Der Graf war ein großer Bewunderer der französischen Musik und sah in Telemann einen würdigen Nachfolger der von Lully und Campra geprägten Versailler Musikschule, von deren Kompositionen er bei einer Frankreich-Reise einige Abschriften mitbrachte und die Telemann nun studierte. In Sorau traf Telemann auf Erdmann
Neumeister , dessen Texte er später vertonte und den er auch in Hamburg wieder sehen
sollte
August der Starke machte Ende September 1705 auf der Durchreise von Warschau nach Dresden in
Sorau Station. Die den König begleitenden Hofbeamten wurden in den Schlossgemächern, Häusern bedeutender Bürger und im Gasthof "Hotel de
Pologne" unterbracht. Erdmann II. von Promnitz trat wie immer mit großer Herrlichkeit auf und
beeindruckte den König und sein Gefolge mit seinem Reichtum. Die Zeit vertrieb man mit
Vergnügungen, Theateraufführungen, Jagden, guter Küche und Musik. In der Sorauer Residenz wimmelte es von lärmenden Menschen.

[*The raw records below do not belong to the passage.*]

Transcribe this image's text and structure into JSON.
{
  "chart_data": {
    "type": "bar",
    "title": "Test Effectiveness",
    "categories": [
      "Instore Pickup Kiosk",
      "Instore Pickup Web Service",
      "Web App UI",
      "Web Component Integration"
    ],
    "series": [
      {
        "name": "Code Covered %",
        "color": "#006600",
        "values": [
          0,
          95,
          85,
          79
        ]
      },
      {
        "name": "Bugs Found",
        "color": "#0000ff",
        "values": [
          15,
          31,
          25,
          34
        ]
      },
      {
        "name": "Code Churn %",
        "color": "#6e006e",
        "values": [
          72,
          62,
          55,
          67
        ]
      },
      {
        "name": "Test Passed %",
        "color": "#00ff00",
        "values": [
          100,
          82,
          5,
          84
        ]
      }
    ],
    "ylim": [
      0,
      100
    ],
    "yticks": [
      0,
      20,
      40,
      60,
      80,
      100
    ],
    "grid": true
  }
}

In dieser Stimmung kam es zu dem
königlichen Debüt des Kapellmeisters Georg Philipp Telemann. Dank de Gewinnung einiger erfahrener Musiker und Sänger aus Leipzig und Prag erreichte die Sorauer Kapelle unter seiner Leitung ein sehr hohes künstlerisches Niveau.
Zu den Pflichten Telemanns als Kapellmeister in Sorau gehörte des Komponieren, Notenschreiben, die Leitung der Hofkapelle, die bei den
Gottesdiensten in Schlosskapelle und bei
Hoffestlichkeiten spielte, und das Orgelspiel. Telemanns Einkommen
war wohl zufriedenstellend, denn wir finden in den Urkunden keine Informationen über
finanziellen Schwierigkeiten des Komponisten aus seiner Sorauer Zeit.
Der Aufenhalt Telemanns in Sorau dauerte von August 1704 bis Mitte 1706.
Während dieser Zeit begleitete er Erdmann II. nach Krakau und
Pleß .
Auf
diesen Reisen lernte er die polnische, schlesische und mährische
Folklore kennen, wie sie wohl in Wirtshäusern und auf öffentlichen Veranstaltungen aufgeführt
wurde. 1706 verließ Telemann das vom Einmarsch der schwedischen Armee bedrohte Sorau und ging nach Eisenach, vermutlich auf eine Empfehlung
von Erdmann II. von Promnitz, der mit den sächsischen Herzogsfamilien
verwandt war. Dort wurde er im Dezember 1708 Konzertmeister und Kantor am Hof des Herzogs Johann Wilhelm und gründete ein Orchester.